In particolare, il Mezzogiorno mostra un incremento sorprendente dello 0,3% nei prestiti erogati, principalmente grazie ai prestiti alle famiglie, andando contro la tendenza nazionale di calo, che si attesta al 2,4% tra la fine di giugno 2023 e giugno 2022.

Al Nord Italia, si osserva una riduzione nei prestiti alle imprese, ma un aumento nei prestiti alle famiglie di circa lo 0,7%, con alcune eccezioni regionali. Nel Centro Italia, si registra un calo significativo dei prestiti alle imprese (-5,1%) e un incremento nei prestiti alle famiglie (+1%), tranne nelle Marche.
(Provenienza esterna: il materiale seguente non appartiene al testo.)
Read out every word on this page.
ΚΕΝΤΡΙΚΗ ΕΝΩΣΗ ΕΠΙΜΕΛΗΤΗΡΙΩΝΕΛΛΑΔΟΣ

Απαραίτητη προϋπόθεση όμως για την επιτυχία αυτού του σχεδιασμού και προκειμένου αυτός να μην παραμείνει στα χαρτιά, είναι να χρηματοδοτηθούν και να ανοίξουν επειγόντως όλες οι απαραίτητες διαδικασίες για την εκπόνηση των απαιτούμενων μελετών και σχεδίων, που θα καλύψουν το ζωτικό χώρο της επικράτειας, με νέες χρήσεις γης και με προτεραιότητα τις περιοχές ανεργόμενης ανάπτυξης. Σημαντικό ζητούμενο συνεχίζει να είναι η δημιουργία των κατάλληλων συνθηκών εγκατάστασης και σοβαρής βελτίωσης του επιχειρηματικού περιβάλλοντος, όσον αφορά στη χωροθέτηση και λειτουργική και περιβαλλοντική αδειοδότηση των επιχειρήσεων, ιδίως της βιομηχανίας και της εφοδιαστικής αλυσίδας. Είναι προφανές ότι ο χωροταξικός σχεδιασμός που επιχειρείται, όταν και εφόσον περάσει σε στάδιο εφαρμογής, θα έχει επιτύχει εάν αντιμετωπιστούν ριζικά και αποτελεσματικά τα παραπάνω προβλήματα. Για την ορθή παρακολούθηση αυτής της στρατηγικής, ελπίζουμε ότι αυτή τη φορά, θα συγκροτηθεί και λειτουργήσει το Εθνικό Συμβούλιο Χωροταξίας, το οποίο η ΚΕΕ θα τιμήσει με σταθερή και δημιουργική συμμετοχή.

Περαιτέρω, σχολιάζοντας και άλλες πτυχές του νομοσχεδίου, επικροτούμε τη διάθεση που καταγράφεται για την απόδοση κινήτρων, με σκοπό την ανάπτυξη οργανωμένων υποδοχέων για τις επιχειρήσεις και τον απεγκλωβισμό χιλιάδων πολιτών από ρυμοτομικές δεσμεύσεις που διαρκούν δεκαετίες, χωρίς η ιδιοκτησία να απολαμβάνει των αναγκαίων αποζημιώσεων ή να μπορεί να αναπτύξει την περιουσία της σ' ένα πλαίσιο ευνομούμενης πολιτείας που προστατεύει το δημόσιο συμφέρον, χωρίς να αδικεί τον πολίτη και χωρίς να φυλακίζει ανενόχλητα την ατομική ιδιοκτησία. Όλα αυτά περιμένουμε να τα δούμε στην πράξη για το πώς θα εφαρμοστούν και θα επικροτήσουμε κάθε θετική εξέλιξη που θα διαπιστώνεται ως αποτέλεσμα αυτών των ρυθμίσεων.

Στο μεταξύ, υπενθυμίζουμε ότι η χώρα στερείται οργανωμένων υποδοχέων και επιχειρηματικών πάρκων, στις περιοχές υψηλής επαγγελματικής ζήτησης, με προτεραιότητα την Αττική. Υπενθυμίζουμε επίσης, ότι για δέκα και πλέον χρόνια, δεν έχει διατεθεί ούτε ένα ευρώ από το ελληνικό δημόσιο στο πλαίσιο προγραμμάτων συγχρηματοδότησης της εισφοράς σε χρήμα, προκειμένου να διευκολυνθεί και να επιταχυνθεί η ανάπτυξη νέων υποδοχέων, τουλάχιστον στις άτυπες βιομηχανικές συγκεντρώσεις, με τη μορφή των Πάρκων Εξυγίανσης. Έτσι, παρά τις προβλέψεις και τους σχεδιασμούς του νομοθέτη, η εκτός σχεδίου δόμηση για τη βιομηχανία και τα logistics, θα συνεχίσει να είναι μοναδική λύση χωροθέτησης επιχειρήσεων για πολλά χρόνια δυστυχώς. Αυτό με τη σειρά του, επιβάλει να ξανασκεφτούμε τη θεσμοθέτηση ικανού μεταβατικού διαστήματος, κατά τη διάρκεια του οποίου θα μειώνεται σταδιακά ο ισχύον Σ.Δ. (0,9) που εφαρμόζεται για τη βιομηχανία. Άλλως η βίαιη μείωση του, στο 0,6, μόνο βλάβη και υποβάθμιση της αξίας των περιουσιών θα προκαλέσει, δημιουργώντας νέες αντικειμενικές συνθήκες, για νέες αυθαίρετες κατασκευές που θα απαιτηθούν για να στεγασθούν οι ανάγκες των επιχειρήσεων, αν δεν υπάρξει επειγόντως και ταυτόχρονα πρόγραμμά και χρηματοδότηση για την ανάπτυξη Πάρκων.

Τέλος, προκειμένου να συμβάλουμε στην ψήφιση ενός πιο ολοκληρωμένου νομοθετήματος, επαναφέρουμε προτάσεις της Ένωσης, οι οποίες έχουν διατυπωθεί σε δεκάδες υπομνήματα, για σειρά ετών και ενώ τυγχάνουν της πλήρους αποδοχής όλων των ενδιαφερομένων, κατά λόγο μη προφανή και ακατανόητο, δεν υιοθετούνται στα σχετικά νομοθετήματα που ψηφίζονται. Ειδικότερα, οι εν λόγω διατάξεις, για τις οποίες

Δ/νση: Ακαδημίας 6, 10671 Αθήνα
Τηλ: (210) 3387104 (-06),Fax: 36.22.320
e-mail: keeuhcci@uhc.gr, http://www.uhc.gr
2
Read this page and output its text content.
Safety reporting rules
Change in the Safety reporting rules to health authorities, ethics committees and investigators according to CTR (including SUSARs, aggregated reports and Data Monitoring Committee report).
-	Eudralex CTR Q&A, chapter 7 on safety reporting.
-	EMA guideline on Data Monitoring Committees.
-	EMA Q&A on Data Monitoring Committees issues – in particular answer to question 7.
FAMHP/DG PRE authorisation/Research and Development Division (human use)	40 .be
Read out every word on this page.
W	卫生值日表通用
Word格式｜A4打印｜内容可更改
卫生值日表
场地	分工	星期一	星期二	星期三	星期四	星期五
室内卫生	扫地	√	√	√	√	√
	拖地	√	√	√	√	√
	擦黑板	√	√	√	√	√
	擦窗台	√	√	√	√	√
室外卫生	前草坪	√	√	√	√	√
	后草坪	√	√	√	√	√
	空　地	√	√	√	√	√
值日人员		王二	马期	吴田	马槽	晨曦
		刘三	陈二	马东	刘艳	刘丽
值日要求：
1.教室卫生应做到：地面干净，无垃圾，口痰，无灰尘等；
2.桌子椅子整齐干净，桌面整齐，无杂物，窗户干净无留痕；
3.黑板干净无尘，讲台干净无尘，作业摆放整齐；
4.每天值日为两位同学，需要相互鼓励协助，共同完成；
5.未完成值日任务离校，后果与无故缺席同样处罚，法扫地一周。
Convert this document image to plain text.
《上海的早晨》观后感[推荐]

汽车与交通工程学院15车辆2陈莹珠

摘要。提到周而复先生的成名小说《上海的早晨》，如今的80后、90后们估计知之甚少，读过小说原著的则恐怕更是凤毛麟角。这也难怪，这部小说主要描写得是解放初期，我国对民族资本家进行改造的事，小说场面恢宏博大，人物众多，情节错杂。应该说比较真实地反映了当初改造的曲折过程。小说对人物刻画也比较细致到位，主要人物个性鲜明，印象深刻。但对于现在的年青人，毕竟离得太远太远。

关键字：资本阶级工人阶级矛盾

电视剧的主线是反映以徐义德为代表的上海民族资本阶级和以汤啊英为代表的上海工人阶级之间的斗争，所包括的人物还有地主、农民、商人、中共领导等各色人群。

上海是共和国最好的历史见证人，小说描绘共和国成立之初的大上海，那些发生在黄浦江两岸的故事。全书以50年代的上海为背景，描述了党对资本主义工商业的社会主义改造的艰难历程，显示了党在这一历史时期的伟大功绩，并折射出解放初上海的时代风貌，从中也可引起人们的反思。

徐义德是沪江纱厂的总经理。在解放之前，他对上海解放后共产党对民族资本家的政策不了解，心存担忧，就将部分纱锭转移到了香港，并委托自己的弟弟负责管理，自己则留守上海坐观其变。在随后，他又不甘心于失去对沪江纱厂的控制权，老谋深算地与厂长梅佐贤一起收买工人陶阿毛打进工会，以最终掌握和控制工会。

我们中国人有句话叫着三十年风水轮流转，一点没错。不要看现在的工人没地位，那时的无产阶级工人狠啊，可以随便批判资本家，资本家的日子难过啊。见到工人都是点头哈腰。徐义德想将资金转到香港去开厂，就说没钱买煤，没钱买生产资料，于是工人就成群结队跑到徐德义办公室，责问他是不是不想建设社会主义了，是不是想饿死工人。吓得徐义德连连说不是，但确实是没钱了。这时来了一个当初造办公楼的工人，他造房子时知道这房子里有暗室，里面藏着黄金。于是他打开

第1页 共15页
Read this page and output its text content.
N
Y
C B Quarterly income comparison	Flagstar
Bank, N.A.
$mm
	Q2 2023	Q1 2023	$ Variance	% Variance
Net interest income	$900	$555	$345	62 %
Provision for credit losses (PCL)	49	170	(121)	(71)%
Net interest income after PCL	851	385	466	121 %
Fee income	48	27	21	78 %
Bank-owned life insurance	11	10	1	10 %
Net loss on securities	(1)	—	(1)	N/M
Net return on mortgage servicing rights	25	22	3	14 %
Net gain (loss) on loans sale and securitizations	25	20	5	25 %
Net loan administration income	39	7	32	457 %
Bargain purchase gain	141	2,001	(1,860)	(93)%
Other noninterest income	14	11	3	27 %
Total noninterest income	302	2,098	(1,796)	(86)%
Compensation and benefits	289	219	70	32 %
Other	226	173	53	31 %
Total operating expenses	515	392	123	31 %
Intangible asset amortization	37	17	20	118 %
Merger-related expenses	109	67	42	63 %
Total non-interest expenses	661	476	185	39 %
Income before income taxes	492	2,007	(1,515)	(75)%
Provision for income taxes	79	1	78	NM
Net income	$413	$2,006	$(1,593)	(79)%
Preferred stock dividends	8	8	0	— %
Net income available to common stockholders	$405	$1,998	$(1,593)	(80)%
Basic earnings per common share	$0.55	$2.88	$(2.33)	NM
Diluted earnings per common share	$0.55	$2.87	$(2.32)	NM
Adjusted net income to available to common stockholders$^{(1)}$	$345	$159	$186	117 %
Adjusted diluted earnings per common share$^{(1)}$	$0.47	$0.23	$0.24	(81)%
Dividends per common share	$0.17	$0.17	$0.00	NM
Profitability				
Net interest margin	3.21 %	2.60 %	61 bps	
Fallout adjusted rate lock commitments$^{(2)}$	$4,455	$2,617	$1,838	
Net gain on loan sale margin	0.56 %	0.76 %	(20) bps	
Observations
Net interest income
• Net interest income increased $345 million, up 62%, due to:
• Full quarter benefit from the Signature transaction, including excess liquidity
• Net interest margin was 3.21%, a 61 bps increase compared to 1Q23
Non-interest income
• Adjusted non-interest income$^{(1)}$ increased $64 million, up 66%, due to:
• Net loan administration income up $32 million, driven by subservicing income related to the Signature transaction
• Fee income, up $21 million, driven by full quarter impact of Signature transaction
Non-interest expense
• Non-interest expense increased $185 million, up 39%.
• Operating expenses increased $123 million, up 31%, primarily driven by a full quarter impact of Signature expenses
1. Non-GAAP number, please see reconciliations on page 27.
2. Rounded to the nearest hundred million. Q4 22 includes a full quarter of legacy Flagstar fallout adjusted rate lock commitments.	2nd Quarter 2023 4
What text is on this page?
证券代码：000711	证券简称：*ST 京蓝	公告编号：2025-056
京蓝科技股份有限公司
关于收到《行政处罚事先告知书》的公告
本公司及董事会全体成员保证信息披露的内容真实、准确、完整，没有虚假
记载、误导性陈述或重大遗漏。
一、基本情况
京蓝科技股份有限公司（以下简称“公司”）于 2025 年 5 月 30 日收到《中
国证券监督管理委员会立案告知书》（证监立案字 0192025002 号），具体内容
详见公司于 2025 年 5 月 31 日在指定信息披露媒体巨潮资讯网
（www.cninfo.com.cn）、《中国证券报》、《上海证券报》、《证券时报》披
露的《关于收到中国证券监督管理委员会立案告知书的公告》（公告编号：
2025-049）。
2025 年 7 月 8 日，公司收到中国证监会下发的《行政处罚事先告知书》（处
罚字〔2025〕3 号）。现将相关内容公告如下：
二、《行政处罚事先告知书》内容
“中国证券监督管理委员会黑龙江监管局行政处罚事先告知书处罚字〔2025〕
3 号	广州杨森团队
Sorprendentemente, nel Sud Italia, la diminuzione dei prestiti alle imprese è limitata (-0,6%), con un incremento nel settore famiglie (+1,8%), evidenziando in particolare una crescita superiore al 2% in Puglia e Campania. Questi dati riflettono la resilienza e la vitalità economica del Mezzogiorno, sostenuta in parte dagli investimenti nei settori della tecnologia e dell’aerospaziale.

L’analisi di Banca Ifis considera anche la rischiosità dei crediti, che rimane a un livello storicamente basso in tutte le aree geografiche. La previsione è che il rischio di credito deteriorato aumenterà leggermente, ma rimarrà molto inferiore ai picchi delle crisi finanziarie del 2008 e 2012.

Inoltre, l’articolo evidenzia le differenze di genere nel mercato del credito. Le donne, che rappresentano il 51% della popolazione italiana, sono titolari del 23% dei prestiti, con un tasso di prestiti in sofferenza inferiore rispetto agli uomini (3,8% contro 6,2%), suggerendo una minore rischiosità nei prestiti concessi alle donne.